2. Les dérogations, en l’absence d’autres solutions satisfaisantes, ne peuvent être accordées que pour les finalités visées à l’article 9, paragraphe 1, de la directive 79/409/CEE et doivent mentionner les espèces qui en font l’objet, les moyens, les installations et les méthodes de prélèvement autorisés, les conditions de risque, les circonstances de temps et de lieu du prélèvement, le nombre d’animaux pouvant être prélevés par jour et sur l’ensemble de la période, les contrôles et les formes de surveillance auxquels le prélèvement est soumis et les organes chargés de celle-ci, sans préjudice de l’article 27, paragraphe 2. Les personnes autorisées au prélèvement dérogatoire sont désignées par les régions, en accord avec les cercles de chasse territoriaux […] et les zones alpines.
3. Les dérogations visées au paragraphe 1 sont valables pour des périodes déterminées, après avis de l’Istituto Nazionale per la Fauna Selvatica (INFS) ou des institutions reconnues au niveau régional, et ne peuvent en tout cas avoir pour objet des espèces dont l’importance numérique est en grave diminution.

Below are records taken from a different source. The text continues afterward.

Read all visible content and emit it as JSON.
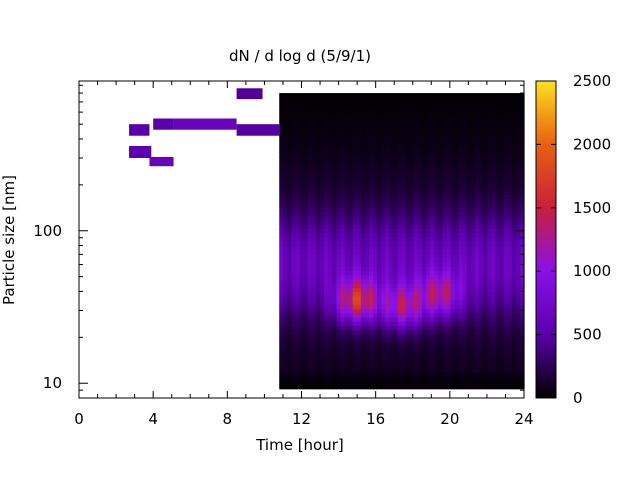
{
  "chart_data": {
    "type": "heatmap",
    "title": "dN / d log d (5/9/1)",
    "xlabel": "Time [hour]",
    "ylabel": "Particle size [nm]",
    "xlim": [
      0,
      24
    ],
    "ylim": [
      8,
      960
    ],
    "y_scale": "log",
    "x_ticks": [
      0,
      4,
      8,
      12,
      16,
      20,
      24
    ],
    "x_tick_labels": [
      "0",
      "4",
      "8",
      "12",
      "16",
      "20",
      "24"
    ],
    "y_ticks": [
      10,
      100
    ],
    "y_tick_labels": [
      "10",
      "100"
    ],
    "colorbar": {
      "min": 0,
      "max": 2500,
      "ticks": [
        0,
        500,
        1000,
        1500,
        2000,
        2500
      ],
      "tick_labels": [
        "0",
        "500",
        "1000",
        "1500",
        "2000",
        "2500"
      ],
      "palette": "black-purple-red-orange-yellow",
      "colors": [
        "#000000",
        "#5a00a8",
        "#8a10e8",
        "#c8203a",
        "#e86010",
        "#ffe020"
      ]
    },
    "isolated_cells": [
      {
        "x0": 2.7,
        "x1": 3.8,
        "size_low": 420,
        "size_high": 500,
        "value": 500
      },
      {
        "x0": 2.7,
        "x1": 3.9,
        "size_low": 300,
        "size_high": 360,
        "value": 520
      },
      {
        "x0": 3.8,
        "x1": 5.1,
        "size_low": 265,
        "size_high": 305,
        "value": 640
      },
      {
        "x0": 4.0,
        "x1": 5.1,
        "size_low": 460,
        "size_high": 545,
        "value": 500
      },
      {
        "x0": 5.1,
        "x1": 8.5,
        "size_low": 460,
        "size_high": 545,
        "value": 650
      },
      {
        "x0": 8.5,
        "x1": 10.8,
        "size_low": 420,
        "size_high": 500,
        "value": 470
      },
      {
        "x0": 8.5,
        "x1": 9.9,
        "size_low": 730,
        "size_high": 860,
        "value": 450
      }
    ],
    "continuous_region": {
      "x_start": 10.8,
      "x_end": 24,
      "size_min": 9.2,
      "size_max": 800,
      "background_value": 100,
      "features": [
        {
          "x": 15.0,
          "size": 35,
          "value": 2000
        },
        {
          "x": 17.5,
          "size": 32,
          "value": 1650
        },
        {
          "x": 19.5,
          "size": 38,
          "value": 1550
        }
      ]
    }
  }
}
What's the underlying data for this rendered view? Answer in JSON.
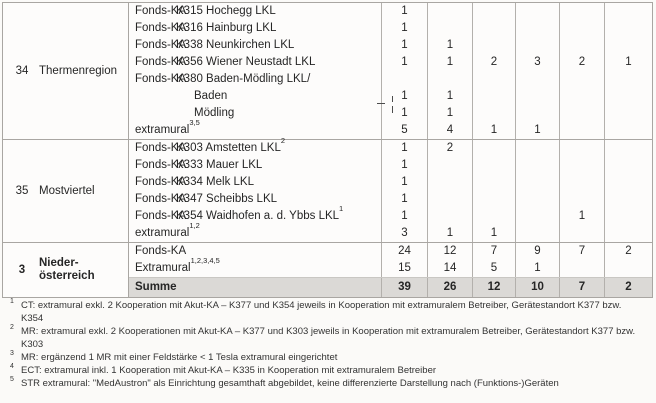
{
  "colors": {
    "table_border": "#a9a6a2",
    "grid_line": "#b3b0ac",
    "total_row_bg": "#dbd9d6",
    "text": "#262626",
    "page_bg": "#fbfaf8"
  },
  "sections": [
    {
      "code": "34",
      "region_line1": "Thermenregion",
      "region_line2": "",
      "rows": [
        {
          "type": "Fonds-KA",
          "name": "K315 Hochegg LKL",
          "sup": "",
          "indent": 1,
          "total": false,
          "values": [
            "1",
            "",
            "",
            "",
            "",
            ""
          ]
        },
        {
          "type": "Fonds-KA",
          "name": "K316 Hainburg LKL",
          "sup": "",
          "indent": 1,
          "total": false,
          "values": [
            "1",
            "",
            "",
            "",
            "",
            ""
          ]
        },
        {
          "type": "Fonds-KA",
          "name": "K338 Neunkirchen LKL",
          "sup": "",
          "indent": 1,
          "total": false,
          "values": [
            "1",
            "1",
            "",
            "",
            "",
            ""
          ]
        },
        {
          "type": "Fonds-KA",
          "name": "K356 Wiener Neustadt LKL",
          "sup": "",
          "indent": 1,
          "total": false,
          "values": [
            "1",
            "1",
            "2",
            "3",
            "2",
            "1"
          ]
        },
        {
          "type": "Fonds-KA",
          "name": "K380 Baden-Mödling LKL/",
          "sup": "",
          "indent": 1,
          "total": false,
          "values": [
            "",
            "",
            "",
            "",
            "",
            ""
          ]
        },
        {
          "type": "",
          "name": "Baden",
          "sup": "",
          "indent": 2,
          "total": false,
          "values": [
            "1",
            "1",
            "",
            "",
            "",
            ""
          ]
        },
        {
          "type": "",
          "name": "Mödling",
          "sup": "",
          "indent": 2,
          "total": false,
          "values": [
            "1",
            "1",
            "",
            "",
            "",
            ""
          ]
        },
        {
          "type": "",
          "name": "extramural",
          "sup": "3,5",
          "indent": 0,
          "total": false,
          "values": [
            "5",
            "4",
            "1",
            "1",
            "",
            ""
          ]
        }
      ]
    },
    {
      "code": "35",
      "region_line1": "Mostviertel",
      "region_line2": "",
      "rows": [
        {
          "type": "Fonds-KA",
          "name": "K303 Amstetten LKL",
          "sup": "2",
          "indent": 1,
          "total": false,
          "values": [
            "1",
            "2",
            "",
            "",
            "",
            ""
          ]
        },
        {
          "type": "Fonds-KA",
          "name": "K333 Mauer LKL",
          "sup": "",
          "indent": 1,
          "total": false,
          "values": [
            "1",
            "",
            "",
            "",
            "",
            ""
          ]
        },
        {
          "type": "Fonds-KA",
          "name": "K334 Melk LKL",
          "sup": "",
          "indent": 1,
          "total": false,
          "values": [
            "1",
            "",
            "",
            "",
            "",
            ""
          ]
        },
        {
          "type": "Fonds-KA",
          "name": "K347 Scheibbs LKL",
          "sup": "",
          "indent": 1,
          "total": false,
          "values": [
            "1",
            "",
            "",
            "",
            "",
            ""
          ]
        },
        {
          "type": "Fonds-KA",
          "name": "K354 Waidhofen a. d. Ybbs LKL",
          "sup": "1",
          "indent": 1,
          "total": false,
          "values": [
            "1",
            "",
            "",
            "",
            "1",
            ""
          ]
        },
        {
          "type": "",
          "name": "extramural",
          "sup": "1,2",
          "indent": 0,
          "total": false,
          "values": [
            "3",
            "1",
            "1",
            "",
            "",
            ""
          ]
        }
      ]
    },
    {
      "code": "3",
      "region_line1": "Nieder-",
      "region_line2": "österreich",
      "rows": [
        {
          "type": "",
          "name": "Fonds-KA",
          "sup": "",
          "indent": 0,
          "total": false,
          "values": [
            "24",
            "12",
            "7",
            "9",
            "7",
            "2"
          ]
        },
        {
          "type": "",
          "name": "Extramural",
          "sup": "1,2,3,4,5",
          "indent": 0,
          "total": false,
          "values": [
            "15",
            "14",
            "5",
            "1",
            "",
            ""
          ]
        },
        {
          "type": "",
          "name": "Summe",
          "sup": "",
          "indent": 0,
          "total": true,
          "values": [
            "39",
            "26",
            "12",
            "10",
            "7",
            "2"
          ]
        }
      ]
    }
  ],
  "footnotes": [
    {
      "marker": "1",
      "text": "CT: extramural exkl. 2 Kooperation mit Akut-KA – K377 und K354 jeweils in Kooperation mit extramuralem Betreiber, Gerätestandort K377 bzw. K354"
    },
    {
      "marker": "2",
      "text": "MR: extramural exkl. 2 Kooperationen mit Akut-KA – K377 und K303 jeweils in Kooperation mit extramuralem Betreiber, Gerätestandort K377 bzw. K303"
    },
    {
      "marker": "3",
      "text": "MR: ergänzend 1 MR mit einer Feldstärke < 1 Tesla extramural eingerichtet"
    },
    {
      "marker": "4",
      "text": "ECT: extramural inkl. 1 Kooperation mit Akut-KA – K335 in Kooperation mit extramuralem Betreiber"
    },
    {
      "marker": "5",
      "text": "STR extramural: \"MedAustron\" als Einrichtung gesamthaft abgebildet, keine differenzierte Darstellung nach (Funktions-)Geräten"
    }
  ]
}
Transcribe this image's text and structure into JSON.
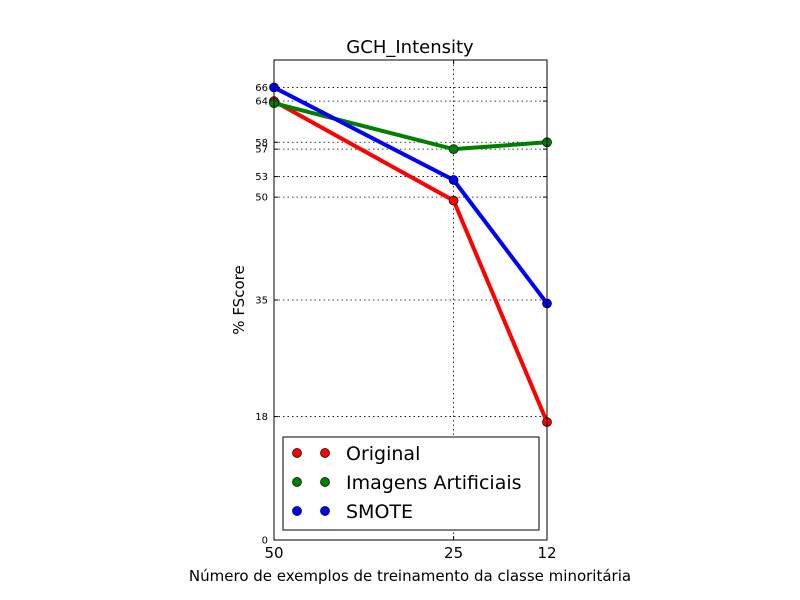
{
  "chart_data": {
    "type": "line",
    "title": "GCH_Intensity",
    "xlabel": "Número de exemplos de treinamento da classe minoritária",
    "ylabel": "% FScore",
    "x": [
      50,
      25,
      12
    ],
    "x_tick_labels": [
      "50",
      "25",
      "12"
    ],
    "xlim": [
      50,
      12
    ],
    "ylim": [
      0,
      70
    ],
    "y_ticks": [
      0,
      18,
      35,
      50,
      53,
      57,
      58,
      64,
      66
    ],
    "y_tick_labels": [
      "0",
      "18",
      "35",
      "50",
      "53",
      "57",
      "58",
      "64",
      "66"
    ],
    "grid": true,
    "legend_position": "lower-center",
    "series": [
      {
        "name": "Original",
        "color": "#ff0000",
        "values": [
          64,
          49.5,
          17.2
        ]
      },
      {
        "name": "Imagens Artificiais",
        "color": "#008000",
        "values": [
          63.7,
          57,
          58
        ]
      },
      {
        "name": "SMOTE",
        "color": "#0000ff",
        "values": [
          66,
          52.5,
          34.5
        ]
      }
    ]
  }
}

4. Sur proposition du ministre des Affaires régionales, en concertation avec le ministre de l’Environnement et de l’Aménagement du territoire, et après délibération du Conseil des ministres, le président du Conseil des ministres peut, après avoir mis en demeure la région concernée, annuler les dérogations adoptées par celle-ci en violation des dispositions de la présente loi et de la directive 79/409/CEE.
5. Pour le 30 juin de chaque année, chaque région transmet au président du Conseil des ministres, ou au ministre des Affaires régionales le cas échéant, au ministre de l’Environnement et de l’Aménagement du territoire, au ministre des Politiques agricoles et forestières, au ministre des Politiques communautaires ainsi qu’à l’Istituto Nazionale per la Fauna Selvatica (INFS) un rapport sur la mise en œuvre des dérogations visées au présent article; ce rapport est également transmis aux commissions parlementaires compétentes. Le ministre de l’Environnement et de l’Aménagement du territoire transmet chaque année à la Commission des Communautés européennes le rapport visé à l’article 9, paragraphe 3, de la directive 79/409/CEE. »
7. La loi régionale de la Regione Lombardia n° 18/2002, du 2 août 2002, a été adoptée sur la base de l’article 19 bis de la loi n° 157/1992. L’article 2, paragraphe 2, de cette loi régionale autorise le prélèvement cynégétique des espèces pinson des arbres et pinson du Nord.
8. L’article 4 de cette loi prévoit que le président de la Giunta regionale de la Lombardia, après avoir entendu l’Istituto nazionale per la Fauna Selvatica (institut national de la faune sauvage, ci-après l’«INFS»), arrête des mesures de limitation ou de suspension des prélèvements autorisés par ladite loi en fonction de l’apparition d’évolutions négatives de l’état des populations faisant l’objet du prélèvement dérogatoire visé à l’article 2 susmentionné.
Le litige au principal et les questions préjudicielles
9. Par leur recours devant la juridiction de renvoi, les parties requérantes au principal visent à obtenir l’annulation, après suspension de ses effets, de la décision n° 14250 de la Giunta regionale della Lombardia, du 15 septembre 2003, relative au prélèvement cynégétique de certaines quantités d’oiseaux sauvages appartenant aux espèces pinson des arbres et pinson du Nord pendant la saison de chasse 2003/2004. Cette décision a été adoptée sur la base de l’article 2, paragraphe 2, de la loi régionale n° 18/2002, précitée.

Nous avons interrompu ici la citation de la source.